Petrolsüz otomobil alır mısınız? (2)
AB üyesi ülkeler elektrikli ulaşım araçları konusunda yalnız değil.
Hatta otomotiv alanında dünya devlerini barındıran, teknoloji denilince ilk akla gelen ülke olan Japonya bu alanda da öncülük yapıyor.
AB’nin aldığı kararlarda Japonya deneyiminden de yararlanılıyor, elektrikli ulaşım araçları alanında çalışan diğer ülkelerden de…
Avrupa’da henüz ‘emekleme’ aşamasında bulunuluyor, ama bazı ülkeler önlerine ciddi hedefler koymuş durumda.
Estonya e-araba uygulamasında en önde gidiyor. İrlanda’nın önemli yatırımları var.
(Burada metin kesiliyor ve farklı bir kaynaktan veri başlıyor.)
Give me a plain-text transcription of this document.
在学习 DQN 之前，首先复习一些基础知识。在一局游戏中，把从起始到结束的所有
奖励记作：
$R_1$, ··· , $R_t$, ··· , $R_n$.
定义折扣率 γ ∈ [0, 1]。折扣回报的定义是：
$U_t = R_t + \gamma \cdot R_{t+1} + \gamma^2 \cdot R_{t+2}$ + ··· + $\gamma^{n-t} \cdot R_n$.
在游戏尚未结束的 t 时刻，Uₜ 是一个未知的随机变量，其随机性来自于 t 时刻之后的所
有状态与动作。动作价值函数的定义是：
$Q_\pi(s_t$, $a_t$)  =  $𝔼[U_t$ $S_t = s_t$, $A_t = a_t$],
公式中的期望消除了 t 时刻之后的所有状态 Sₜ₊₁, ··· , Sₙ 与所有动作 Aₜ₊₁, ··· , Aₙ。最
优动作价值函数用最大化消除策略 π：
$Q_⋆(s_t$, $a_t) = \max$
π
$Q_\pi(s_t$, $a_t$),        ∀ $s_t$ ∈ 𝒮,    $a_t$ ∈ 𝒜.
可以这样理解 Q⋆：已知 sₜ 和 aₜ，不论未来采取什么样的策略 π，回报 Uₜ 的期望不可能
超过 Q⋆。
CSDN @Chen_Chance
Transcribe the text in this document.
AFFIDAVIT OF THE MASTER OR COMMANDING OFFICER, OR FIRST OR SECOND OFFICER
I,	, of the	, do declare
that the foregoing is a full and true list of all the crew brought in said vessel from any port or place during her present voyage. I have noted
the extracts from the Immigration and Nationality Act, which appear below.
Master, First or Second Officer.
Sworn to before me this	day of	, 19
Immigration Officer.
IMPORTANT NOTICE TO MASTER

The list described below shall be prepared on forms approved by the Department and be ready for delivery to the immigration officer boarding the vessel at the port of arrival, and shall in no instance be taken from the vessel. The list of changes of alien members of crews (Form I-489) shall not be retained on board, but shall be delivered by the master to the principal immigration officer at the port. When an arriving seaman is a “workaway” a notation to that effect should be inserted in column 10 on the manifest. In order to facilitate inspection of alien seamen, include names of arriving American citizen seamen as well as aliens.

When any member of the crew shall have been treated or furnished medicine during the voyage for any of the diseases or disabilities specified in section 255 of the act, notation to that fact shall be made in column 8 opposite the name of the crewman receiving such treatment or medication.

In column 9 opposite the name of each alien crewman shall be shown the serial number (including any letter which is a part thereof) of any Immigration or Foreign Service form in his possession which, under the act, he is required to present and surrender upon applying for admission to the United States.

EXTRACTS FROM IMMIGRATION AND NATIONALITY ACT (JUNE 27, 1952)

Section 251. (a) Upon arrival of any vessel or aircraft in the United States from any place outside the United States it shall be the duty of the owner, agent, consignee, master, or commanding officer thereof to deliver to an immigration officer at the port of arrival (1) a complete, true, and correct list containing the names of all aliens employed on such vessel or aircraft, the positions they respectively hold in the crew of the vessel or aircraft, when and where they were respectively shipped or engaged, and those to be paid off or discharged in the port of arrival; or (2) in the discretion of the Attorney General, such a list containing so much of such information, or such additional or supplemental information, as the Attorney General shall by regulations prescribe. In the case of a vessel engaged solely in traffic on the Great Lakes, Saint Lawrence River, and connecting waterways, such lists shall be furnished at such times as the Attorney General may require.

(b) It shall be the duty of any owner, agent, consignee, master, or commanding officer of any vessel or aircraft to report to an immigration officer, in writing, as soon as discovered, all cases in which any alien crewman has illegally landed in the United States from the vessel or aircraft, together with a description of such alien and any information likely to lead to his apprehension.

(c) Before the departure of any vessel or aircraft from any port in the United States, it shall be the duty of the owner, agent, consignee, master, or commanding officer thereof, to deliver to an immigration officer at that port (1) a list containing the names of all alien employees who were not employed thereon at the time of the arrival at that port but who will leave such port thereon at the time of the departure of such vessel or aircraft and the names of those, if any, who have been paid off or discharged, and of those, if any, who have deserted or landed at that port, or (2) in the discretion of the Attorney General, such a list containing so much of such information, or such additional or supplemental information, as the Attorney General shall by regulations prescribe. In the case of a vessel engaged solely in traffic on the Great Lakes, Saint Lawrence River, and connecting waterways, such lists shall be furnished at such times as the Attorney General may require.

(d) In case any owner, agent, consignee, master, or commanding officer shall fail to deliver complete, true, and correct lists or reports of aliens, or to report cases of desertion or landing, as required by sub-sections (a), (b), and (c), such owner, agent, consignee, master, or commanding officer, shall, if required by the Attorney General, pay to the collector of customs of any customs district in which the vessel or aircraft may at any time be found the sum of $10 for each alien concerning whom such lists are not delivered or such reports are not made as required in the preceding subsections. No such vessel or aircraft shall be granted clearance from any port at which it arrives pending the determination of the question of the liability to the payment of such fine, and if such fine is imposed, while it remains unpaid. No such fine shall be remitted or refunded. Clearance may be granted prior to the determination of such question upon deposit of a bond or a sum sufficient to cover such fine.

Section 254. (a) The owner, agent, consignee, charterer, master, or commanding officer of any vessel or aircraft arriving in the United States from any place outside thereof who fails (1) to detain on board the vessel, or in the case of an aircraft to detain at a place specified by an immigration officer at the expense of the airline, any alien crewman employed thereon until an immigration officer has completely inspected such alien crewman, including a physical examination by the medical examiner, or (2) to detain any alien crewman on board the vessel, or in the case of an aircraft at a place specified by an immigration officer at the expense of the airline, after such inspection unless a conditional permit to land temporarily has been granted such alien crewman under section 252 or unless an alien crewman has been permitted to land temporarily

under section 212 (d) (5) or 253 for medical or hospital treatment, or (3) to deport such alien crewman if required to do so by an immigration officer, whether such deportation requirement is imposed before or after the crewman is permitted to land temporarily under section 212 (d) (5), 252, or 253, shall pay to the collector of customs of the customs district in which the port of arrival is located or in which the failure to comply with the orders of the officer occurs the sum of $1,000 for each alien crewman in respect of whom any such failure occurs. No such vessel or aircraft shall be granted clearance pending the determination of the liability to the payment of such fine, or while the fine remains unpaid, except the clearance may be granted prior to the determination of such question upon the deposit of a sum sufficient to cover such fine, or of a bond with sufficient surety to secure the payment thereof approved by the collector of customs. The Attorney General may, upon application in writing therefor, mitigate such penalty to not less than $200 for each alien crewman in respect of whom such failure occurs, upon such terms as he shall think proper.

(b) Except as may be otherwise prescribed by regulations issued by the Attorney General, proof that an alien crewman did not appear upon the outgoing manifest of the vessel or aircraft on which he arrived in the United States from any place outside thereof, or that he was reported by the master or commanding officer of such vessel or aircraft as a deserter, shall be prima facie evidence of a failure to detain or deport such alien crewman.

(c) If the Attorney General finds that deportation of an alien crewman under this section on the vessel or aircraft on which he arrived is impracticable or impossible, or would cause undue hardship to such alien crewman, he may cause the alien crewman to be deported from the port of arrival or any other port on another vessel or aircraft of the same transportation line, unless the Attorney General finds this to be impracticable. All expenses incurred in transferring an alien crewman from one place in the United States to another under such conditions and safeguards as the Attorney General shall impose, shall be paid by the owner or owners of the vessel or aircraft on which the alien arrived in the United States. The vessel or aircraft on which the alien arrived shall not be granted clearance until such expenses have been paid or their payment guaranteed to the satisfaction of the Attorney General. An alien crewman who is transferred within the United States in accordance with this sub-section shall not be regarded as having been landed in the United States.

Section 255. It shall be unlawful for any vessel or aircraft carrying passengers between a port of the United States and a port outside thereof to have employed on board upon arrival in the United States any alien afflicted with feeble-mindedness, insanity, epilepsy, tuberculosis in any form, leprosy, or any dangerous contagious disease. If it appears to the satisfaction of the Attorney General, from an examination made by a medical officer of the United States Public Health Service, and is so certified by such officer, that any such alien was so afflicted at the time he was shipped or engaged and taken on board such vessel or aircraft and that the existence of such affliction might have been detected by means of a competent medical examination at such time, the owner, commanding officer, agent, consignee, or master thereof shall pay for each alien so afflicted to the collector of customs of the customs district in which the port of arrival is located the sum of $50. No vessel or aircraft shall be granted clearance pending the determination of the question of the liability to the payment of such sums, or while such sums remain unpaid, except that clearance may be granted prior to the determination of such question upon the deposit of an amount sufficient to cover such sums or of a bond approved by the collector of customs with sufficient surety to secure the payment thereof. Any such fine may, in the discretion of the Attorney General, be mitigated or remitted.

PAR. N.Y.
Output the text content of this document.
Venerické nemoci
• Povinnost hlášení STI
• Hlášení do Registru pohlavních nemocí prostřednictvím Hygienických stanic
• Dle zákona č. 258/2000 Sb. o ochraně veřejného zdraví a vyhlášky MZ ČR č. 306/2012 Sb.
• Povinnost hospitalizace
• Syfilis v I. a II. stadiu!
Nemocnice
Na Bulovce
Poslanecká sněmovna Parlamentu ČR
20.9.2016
Ama Avrupa bu konuda henüz işin başında…
**
AB genelinde bir günde petrole harcanan para miktarı 1 milyar Euro’nun üzerinde…
Bunu TL cinsine çevirince yaklaşık 2.7 milyar TL’ye (eski deyişle 2.7 katrilyon) denk düşüyor.
KKTC’nin 2012 toplam bütçesinin 3.16 milyar TL olduğunu dikkate alırsak, AB üyesi 28 ülkede bir günde neredeyse bizim bir yıllık bütçemiz kadar para petrole harcanıyor!
Haliyle hem üye devletler, hem de AB yurttaşları enerjiye ödedikleri paranın azalmasını istiyor.
**
AB Komisyonu’nca Brüksel’de düzenlenen bir panelde söylenenler ‘elektrikli ulaşım’ konusundaki en büyük motivasyonun işin ekonomik yönü olduğu anlaşılıyor.
Özellikle de tüketicileri, yani yurttaşları petrollü arabadan indirip elektrikli arabaya bindirmek kolay olmayacak.
“Avrupa Geleceğe Ulaşımda Temiz Enerji İle İlerliyor” adlı konferansta konuşmacılardan biri “Biz ne söylersek söyleyelim, önemli olan müşterilerin ne yapacağıdır” diyerek meselenin kamuoyu tarafından algılanmasının önemi üzerinde durdu.
**
Kuşkusuz işin ekonomik tarafı en önemli rolü oynayacak. Mesela e-car (elektonik araba) konusunda önemli adımlar atan İrlanda’da yapılan kıyaslamaya göre benzinle çalışan bir araba kilometre başına 10.78 Euro-cent, mazotlu araba ise 5.65 Euro-cent’lik yakıt tüketirken e-arabanın kilometre başına maliyeti sadece 1.20 cent’e düşüyor.
İrlanda’da e-araba kullanımını teşvik etmek için uygun yerlerde ‘şarj istasyonları’ oluşturulmuş ve en azından şimdilik şarjdan ücret alınmıyor.
Kullanıcı açısından sıkıcı olan taraf, arabanın şarj süresi… ‘Hızlı şarj’ denilen gün-içi dolumlar 20-25 dakika sürüyor. Az bir zaman değil!
Dahası, arabalar geceleri de 8 saat boyunca şarj edilmek durumunda…
Diğer yandan devlet elektrikli otomobillerden KDV almayarak, seyrüseferi ucuz tutarak tüketiciyi teşvik ediyor. Dahası, elektrikli arabalarda sigorta ücretleri de daha ucuz tutuluyor.
**
Mali boyutunun ve petrol bağımlılığından kurtulma hedefinin yanı sıra ulaşım araçlarında elektriğin yaygınlaştırılmak istemesinin başka gerekçeleri de var.
En başta da çevre…
Her ne kadar eksiye oranla araç yakıtları daha çevre-uyumlu hale gelmişse de, petrol ürünlerinin çıkardığı karbondioksit havayı kirletmeye devam ediyor.
‘Temiz enerji’, ‘yenilenebilir enerji’ gibi kavramlar giderek Batılıları daha fazla cezbediyor.
**
Peki ama Batı daha ucuz, daha sağlıklı, daha çevreci yakıtlara yönelirken, dünyada paylaşım savaşlarının en temel sebebi olan yeraltındaki doğaz gaz ve petrolün önemi azalacak mı?
Daha da ileri gidersek, dünyada artık petrol savaşları çıkmayacak mı?
Jeopolitik ve jeostratejik hesaplar alt üst mü olacak?
Şimdilik bu sorulara olumlu yanıt vermek fazlasıyla iyimserlik olur, ama insanoğlu giderek yok olan dünyayı paylaşarak daha da süratle tüketmek yerine biraz daha korumak için çalıştığı sürece barış düşüncesi de daha fazla alıcı bulacak.
Sahi, gün gele siz de petrolsüz, elektrikli bir otomobil alır mısınız?